Mirror, Mirror: when I look into a mirror it is her face I see. Her right is my left, double moles, dimple and all. My right is her left, unblemished- Unknown
The great bond twins hold that could either be psychological or emotional is viewed as a blessing or a curse in the Basotho (Lesotho inhabitants) culture. Reason being twins hold tremendous powers, and the disincentives and incentives they encounter will have to be shared between the two.
Dissimilar to traditional funerals whereby family and friends will gather for a burial ceremony, with twins an immensely traumatising event takes place. The night before the burial, the body of the deceased is brought home from the morgue whereby an all-night ritual is performed. A sheep is slaughtered, and hymns are sung so to guard the dead against witchcraft and negative energies. During the ceremony, the corpse is removed from the casket, and the living twin is ordered to sleep in the casket- wearing garments of the deceased twin. After a while, the body of the dead twin is put back in the coffin. Post the removal of the alive twin; the sheep slaughtered at the beginning will then be eaten by the people at the ritual.
On the day of the burial, a more psycho-social event takes place as the twin who is still alive is accompanied to the grave by a few family members, by dawn and is asked to lie down in the grave. Proceeding that a religious petition is passed by the priest such as “Lord God, in the resurrection of your son, you have shown us that life is stronger than death. Support us as we travel towards you on our pilgrim journey and bring us one day to a fullness of life” Shortly after the petition soil is poured into the grave and the twin is pulled out. A different route is then taken back home as the twin isn’t supposed to walk into his/her deceased partner anymore.

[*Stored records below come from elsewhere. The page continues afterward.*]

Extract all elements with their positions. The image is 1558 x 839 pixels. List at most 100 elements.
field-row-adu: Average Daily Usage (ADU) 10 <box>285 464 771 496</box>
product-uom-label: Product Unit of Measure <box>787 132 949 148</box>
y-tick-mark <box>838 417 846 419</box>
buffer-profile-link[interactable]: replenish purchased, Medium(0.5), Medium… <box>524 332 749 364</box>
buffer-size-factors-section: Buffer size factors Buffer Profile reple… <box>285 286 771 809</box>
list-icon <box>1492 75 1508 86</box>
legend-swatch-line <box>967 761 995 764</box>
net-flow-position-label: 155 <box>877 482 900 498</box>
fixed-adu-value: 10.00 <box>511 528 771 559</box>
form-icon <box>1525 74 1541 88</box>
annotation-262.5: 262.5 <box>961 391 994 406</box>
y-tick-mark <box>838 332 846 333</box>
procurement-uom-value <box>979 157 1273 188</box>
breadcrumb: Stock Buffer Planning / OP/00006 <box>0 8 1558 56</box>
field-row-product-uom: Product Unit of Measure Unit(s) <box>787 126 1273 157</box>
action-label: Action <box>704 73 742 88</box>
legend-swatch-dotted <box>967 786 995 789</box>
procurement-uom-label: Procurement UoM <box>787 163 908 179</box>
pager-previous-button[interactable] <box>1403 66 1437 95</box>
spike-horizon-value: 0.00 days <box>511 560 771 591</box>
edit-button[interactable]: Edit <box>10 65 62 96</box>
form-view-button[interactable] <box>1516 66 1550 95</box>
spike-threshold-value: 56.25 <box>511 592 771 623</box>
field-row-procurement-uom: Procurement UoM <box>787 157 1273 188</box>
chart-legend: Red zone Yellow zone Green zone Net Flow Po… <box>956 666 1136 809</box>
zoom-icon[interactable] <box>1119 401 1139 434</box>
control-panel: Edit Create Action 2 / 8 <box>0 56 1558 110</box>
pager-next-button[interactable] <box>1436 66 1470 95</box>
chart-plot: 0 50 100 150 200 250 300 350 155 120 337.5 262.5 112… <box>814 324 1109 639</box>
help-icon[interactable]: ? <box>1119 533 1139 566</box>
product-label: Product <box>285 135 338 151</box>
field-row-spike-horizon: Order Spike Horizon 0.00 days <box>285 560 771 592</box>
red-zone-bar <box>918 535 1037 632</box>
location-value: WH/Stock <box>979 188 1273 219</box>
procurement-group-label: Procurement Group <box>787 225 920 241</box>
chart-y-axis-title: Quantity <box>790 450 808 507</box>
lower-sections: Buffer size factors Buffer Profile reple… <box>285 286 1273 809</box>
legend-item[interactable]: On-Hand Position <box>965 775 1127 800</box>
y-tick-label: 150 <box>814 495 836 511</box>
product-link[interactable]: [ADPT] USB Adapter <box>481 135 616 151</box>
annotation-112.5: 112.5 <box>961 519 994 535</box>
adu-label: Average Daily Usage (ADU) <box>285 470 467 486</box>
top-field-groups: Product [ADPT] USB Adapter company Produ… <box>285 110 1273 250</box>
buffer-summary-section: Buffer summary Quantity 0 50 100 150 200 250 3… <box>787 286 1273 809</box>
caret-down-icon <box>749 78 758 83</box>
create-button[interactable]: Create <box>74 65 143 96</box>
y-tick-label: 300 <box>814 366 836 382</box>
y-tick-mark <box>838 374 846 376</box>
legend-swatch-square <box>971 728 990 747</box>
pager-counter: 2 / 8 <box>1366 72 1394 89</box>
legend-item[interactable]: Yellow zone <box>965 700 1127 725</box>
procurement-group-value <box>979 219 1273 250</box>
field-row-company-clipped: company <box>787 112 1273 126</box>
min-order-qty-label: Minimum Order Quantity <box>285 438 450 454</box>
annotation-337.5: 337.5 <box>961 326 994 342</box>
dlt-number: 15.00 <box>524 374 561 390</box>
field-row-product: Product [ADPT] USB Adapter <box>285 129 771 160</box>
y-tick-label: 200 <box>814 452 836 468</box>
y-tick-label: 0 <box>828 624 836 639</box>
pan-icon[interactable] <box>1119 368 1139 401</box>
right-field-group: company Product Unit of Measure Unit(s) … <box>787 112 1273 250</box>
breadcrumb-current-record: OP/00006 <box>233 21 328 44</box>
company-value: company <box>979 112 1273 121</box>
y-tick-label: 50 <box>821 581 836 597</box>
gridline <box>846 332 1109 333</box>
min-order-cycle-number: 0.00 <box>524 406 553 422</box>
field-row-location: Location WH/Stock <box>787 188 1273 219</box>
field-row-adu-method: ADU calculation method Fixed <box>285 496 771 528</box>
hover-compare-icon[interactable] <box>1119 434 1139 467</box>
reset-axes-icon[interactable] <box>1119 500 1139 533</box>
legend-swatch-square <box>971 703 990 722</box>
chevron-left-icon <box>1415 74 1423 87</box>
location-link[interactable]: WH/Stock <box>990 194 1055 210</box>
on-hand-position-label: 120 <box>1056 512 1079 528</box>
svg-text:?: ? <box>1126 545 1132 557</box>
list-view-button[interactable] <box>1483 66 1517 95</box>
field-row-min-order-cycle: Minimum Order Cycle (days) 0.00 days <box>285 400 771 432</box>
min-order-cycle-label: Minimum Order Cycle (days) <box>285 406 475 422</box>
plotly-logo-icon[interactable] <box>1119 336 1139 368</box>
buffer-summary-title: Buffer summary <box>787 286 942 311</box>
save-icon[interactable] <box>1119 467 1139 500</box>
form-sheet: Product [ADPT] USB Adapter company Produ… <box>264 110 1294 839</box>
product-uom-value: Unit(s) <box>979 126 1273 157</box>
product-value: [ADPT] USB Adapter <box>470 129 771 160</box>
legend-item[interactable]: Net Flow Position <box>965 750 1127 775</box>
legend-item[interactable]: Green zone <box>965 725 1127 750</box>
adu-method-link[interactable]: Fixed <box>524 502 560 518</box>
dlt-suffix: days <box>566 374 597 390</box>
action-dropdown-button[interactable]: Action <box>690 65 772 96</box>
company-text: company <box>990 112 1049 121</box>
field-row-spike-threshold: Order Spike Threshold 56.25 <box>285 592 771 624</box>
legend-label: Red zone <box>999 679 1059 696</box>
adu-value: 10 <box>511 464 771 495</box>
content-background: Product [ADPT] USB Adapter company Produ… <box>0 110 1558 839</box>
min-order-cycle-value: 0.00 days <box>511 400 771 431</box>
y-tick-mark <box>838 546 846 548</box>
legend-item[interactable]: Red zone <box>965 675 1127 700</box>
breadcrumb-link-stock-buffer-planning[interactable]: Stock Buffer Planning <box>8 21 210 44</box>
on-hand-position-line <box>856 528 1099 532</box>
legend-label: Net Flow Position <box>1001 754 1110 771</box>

As they arrive home they will find a tub containing water with aloe in it paced at the gate- the water is used to wash hands and feet so to remove the omen of being at the graveyard. A burial ceremony isn’t held as the other twin is still alive; however the grave of the deceased is covered with soil, and a clay pot (i.e., lenyatane in Sesotho) is placed on top of the grave containing mainly pumpkin, maize, sorghum, and pumpkin seeds. Basotho have a firm belief that death isn’t annihilation but a stepping stone to eternity, the ‘pumpkin seeds’ are so that the deceased can grow in the next lifetime.
On the day of the burial, a cleansing ceremony takes place whereby family members shave their heads and wear a black cloth around their necks also known as ‘a black tie.’ The black-tie represents loss and a mourning period within the family; however, family members aren’t supposed to cry or show any heavy emotion towards the twin who is alive.
After the cleansing ceremony, clothes belonging to the deceased are taken to the river to be washed and dried before storage. Only after the mourning phase (during this time the home of the dead is a sacred place, there will be no slaughtering of animals. The house will be lit all times, and an honourable family member will be present at all times to guard the widow and the clothes of the departed): when the black tie is removed can the family decide if they burn the clothes or keep them.
For the removal of the terrible omen, the father then has to slaughter a cow which will be fed to the people present at the closing of the cleansing ceremony. A usual burial ceremony is only held when the second twin dies: reason being that when one twin dies, it doesn’t symbolize death as a whole as the other half is still alive and could also be a catastrophe for the living twin.
It’s crucial for Basotho to follow their culture and practice rituals performed in their homeland but to which extent could they be pushing the boundaries? Death already has a biological and psychological long-term effect on humans which leads to health deterioration: is it essential to put a burden on a human by placing them in a casket and grave of their loved ones all in the name of culture and tradition? Or could the indiscreet practice have a much more powerful meaning than what it resembles?